Editorials

150 years ago, two men saved our country

“After four years of arduous service marked by unsurpassed courage and fortitude, the Army of Northern Virginia has been compelled to yield to overwhelming numbers and resources. I need not tell the survivors of so many hard fought battles, who have remained steadfast to the last, that I have consented to the result from no distrust of them. But feeling that valour and devotion could accomplish nothing that could compensate for the loss that must have attended the continuance of the contest, I have determined to avoid the useless sacrifice of those whose past services have endeared them to their countrymen.

By the terms of the agreement, officers and men can return to their homes and remain until exchanged. You will take with you the satisfaction that proceeds from the consciousness of duty faithfully performed, and I earnestly pray that a merciful God will extend to you his blessing and protection. With an unceasing admiration of your constancy and devotion to your Country, and a grateful remembrance of your kind and generous consideration for myself, I bid you an affectionate farewell.”

-- R.E. Lee, General, General Order No. 9 -- farewell to his troops

On this day 150 years ago, two proud men, both West Point graduates, one, “Resplendent in his magnificent crisp gray uniform” and the other, according to Jay Winick’s “April 1865 -- The Month That Saved America,” was dressed in a “private’s muddy shirt, his boots and trousers splattered with mud.” The meeting place was the home of Wilmer McLean in Appomattox Courthouse, Virginia. And what a meeting. Gen. Robert E. Lee was surrendering his Army of Northern Virginia to Gen. Hiram Ulysses Grant. While this meeting wasn’t the end of the Civil War, it was the beginning of the end.

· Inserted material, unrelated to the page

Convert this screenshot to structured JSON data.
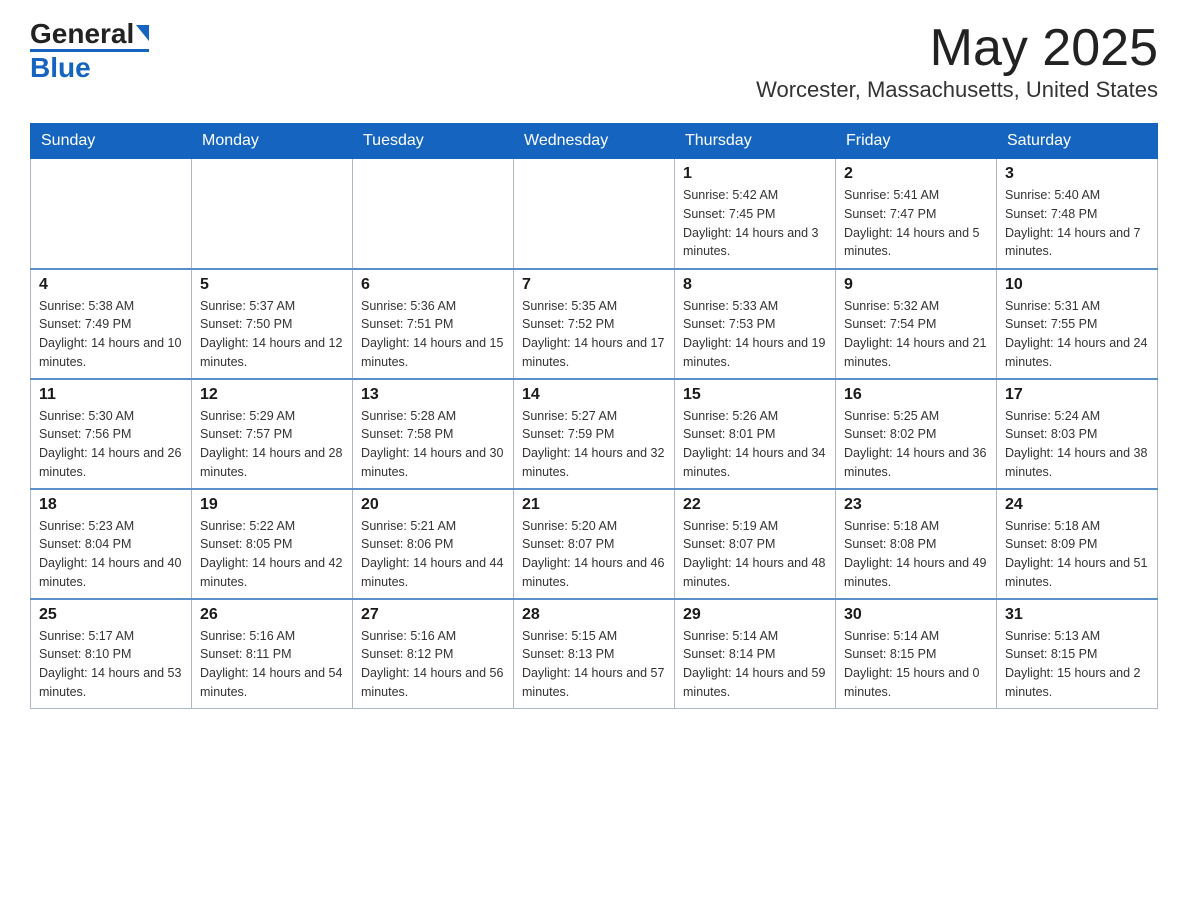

We could learn from these two men today. The surrender could have been a time of bloodletting and score settling. Rather it was a moment of great respect. Both Lee and Grant’s wish, along with President Lincoln’s, was to heal a nation after four years of war. The soldiers from the South were basically told to go home and make no more war. Can you imagine where we would be if these two men had decided to do otherwise? A week after the surrender, Lincoln would die from an assassin’s bullet. Two months later, the last Southern army would surrender.

Our country has been through a lot of self-inflicted pain trying to live up to our guiding principles. As much as some Americans think we are going to hell in a hand basket, if we were able to survive the Civil War and its ending that could have turned into a guerrilla warefare lasting years and an assassination of a president, we can survive whatever challenges we face.